Uniformisation des véhicules, absence de formation

Ce dénuement des policiers a certainement été remarqué par le président de la République, vu qu’en cas de pluie sur le dispositif déployé lors des sorties en voiture de celui-ci, les policiers sont trempés, mouillés par l’averse alors que les éléments de la Garde Républicaine disposent d’imperméables… uniformes. Ce qui certainement abime les armes de la police. Car une arme à feu mouillée nécessite un entretien approfondi avec un matériel spécialisé dont le pays ne dispose pas toujours, surtout pas la police nationale.

Ayant pour radical d’immatriculation le chiffre 30, les véhicules de la police nationale devraient, en principe, n’être peints que de deux couleurs : bleu et blanc. Or, au Gabon, les véhicules de police ont différentes couleurs (rouge, beige, gris, etc.). La police est pourtant un corps ayant un code de fonctionnement devant être respecté. «On voit même des commissariats de police peints comme des bistrots ou des bâtiments commerciaux, à l’instar de celui du quartier Belle-Vue», fait remarquer un ancien combattant.

Vient donc à se poser la question de l’attachement aux principes de ceux qui dirigent la police gabonaise. Ont-ils seulement été correctement formés ? Il est aujourd’hui connu que la formation continue a cessé de se pratiquer et que les établissements locaux de formation ont littéralement disparu. Les écoles de police de Tchibanga et de Makokou ont été fermées tandis que celle de Franceville a été ramenée à l’Escap (Ecole secondaire des cadets de la police) de Libreville. «Aujourd’hui, il y a des officiers qui, à peine sortis de la formation, sont parachutés Commandant ou Lieutenant-colonel sans avoir suivi le moindre séminaire. Ce qui n’existe nulle part dans l’armée. À la police, on a des officiers n’ayant tout juste bénéficié que 9 mois de formation», explique un officier supérieur de ce corps.

Celui-ci s’étonne, par ailleurs, d’une drôle de gestion du personnel, notamment en matière de remplacements, en cas de départ à la retraite ou de décès. «Des gens partent à la retraite ou décèdent et ne sont jamais remplacés.

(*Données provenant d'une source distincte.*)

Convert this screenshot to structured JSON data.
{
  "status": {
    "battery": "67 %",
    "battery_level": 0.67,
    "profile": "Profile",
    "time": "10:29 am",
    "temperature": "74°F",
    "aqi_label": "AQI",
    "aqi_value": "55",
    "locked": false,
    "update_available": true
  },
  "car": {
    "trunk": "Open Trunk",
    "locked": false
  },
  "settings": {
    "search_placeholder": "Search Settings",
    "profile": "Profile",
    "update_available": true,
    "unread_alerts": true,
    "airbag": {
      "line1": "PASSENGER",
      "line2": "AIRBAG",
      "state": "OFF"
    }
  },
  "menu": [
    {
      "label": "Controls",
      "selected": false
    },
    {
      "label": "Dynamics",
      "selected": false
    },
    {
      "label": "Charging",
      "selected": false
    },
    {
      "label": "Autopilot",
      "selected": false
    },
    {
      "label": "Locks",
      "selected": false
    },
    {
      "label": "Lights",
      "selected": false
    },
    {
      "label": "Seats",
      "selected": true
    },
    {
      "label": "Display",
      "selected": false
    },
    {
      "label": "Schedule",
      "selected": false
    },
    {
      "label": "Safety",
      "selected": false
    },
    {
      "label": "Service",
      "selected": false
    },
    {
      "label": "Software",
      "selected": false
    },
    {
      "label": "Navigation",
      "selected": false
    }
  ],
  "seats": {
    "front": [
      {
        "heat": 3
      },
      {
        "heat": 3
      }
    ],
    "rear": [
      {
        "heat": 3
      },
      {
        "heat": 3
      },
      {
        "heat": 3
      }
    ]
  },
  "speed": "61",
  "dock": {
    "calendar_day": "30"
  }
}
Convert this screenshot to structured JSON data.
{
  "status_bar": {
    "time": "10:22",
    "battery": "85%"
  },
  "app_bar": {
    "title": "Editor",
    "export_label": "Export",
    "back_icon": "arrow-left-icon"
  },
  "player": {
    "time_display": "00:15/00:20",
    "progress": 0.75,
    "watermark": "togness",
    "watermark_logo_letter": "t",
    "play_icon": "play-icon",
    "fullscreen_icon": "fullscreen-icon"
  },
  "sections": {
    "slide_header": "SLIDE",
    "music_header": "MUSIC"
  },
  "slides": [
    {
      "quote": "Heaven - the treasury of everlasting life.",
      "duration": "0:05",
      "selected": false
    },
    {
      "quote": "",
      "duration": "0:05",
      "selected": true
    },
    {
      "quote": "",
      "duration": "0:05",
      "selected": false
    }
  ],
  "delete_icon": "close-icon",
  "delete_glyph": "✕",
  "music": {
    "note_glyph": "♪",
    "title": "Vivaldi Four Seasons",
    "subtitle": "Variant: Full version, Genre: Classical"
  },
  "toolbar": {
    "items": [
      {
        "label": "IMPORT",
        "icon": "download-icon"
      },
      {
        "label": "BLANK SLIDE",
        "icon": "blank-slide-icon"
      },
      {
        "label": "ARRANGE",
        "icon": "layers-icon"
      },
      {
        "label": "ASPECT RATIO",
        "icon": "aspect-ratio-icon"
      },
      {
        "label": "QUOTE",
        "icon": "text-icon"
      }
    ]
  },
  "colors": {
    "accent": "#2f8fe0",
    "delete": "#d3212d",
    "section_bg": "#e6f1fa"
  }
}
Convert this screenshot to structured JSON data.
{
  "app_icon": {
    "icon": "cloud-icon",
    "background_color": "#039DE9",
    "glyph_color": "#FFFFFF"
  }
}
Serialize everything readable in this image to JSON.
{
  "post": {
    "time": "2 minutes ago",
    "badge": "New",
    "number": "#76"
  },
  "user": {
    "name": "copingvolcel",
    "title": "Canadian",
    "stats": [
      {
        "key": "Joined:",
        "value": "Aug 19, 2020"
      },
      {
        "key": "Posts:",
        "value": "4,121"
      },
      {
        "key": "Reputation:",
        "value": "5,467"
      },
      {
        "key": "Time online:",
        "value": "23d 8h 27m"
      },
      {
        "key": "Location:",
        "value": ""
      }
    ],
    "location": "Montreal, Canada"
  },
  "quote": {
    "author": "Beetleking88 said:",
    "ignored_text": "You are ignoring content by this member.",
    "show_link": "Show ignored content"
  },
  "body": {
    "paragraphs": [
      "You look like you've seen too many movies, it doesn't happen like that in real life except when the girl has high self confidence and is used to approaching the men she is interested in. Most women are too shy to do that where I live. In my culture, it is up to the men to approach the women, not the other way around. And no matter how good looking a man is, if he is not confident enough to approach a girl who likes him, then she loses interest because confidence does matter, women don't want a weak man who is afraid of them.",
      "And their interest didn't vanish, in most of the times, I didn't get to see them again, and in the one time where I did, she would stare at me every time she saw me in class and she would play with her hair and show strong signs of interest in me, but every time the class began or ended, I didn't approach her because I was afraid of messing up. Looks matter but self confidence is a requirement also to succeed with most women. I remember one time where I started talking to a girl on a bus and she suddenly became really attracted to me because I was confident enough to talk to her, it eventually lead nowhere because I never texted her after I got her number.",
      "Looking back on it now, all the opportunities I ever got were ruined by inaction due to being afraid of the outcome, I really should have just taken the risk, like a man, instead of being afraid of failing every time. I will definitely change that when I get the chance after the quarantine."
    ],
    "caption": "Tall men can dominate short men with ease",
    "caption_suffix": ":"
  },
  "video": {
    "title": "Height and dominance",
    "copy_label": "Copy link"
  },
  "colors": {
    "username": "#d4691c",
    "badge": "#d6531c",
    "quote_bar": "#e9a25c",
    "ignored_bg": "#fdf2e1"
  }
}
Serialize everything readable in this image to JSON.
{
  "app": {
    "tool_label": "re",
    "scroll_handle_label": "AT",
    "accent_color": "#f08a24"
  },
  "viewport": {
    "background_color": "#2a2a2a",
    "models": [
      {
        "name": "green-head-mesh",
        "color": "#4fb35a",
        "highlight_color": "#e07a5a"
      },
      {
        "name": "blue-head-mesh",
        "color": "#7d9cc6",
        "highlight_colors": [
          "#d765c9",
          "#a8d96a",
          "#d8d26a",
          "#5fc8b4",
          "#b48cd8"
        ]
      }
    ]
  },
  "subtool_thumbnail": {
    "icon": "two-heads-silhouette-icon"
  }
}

À titre d’exemple, Edgard Ambenghat qui était DGA de la documentation, est décédé depuis et n’a jamais été remplacé. Idem pour Jean-Roger Nzamba Nzamba, commissaire central de Lambaréné ou encore le Commandant Okogho à Franceville. Parfois, quelqu’un est nommé ailleurs, mais son remplacement ne se fait pas. C’est, par exemple, le cas de l’ancien directeur des plans et emplois à la DGOP, le Commandant Andouka. Il a été affecté à la Haute autorité de sûreté et de facilitation des aéroports du Gabon et n’a jamais été remplacé. La ville de Koulamoutou, par exemple, n’a pas de commissaire depuis que le Lieutenant-colonel Toussaint Manganga Mbina est monté à Libreville pour raison de santé et ne peut plus retourner dans l’Ogooué-Lolo. La hiérarchie traîne le pas, on ne sait pourquoi», confie un officier subalterne, sans doute en embuscade pour une promotion.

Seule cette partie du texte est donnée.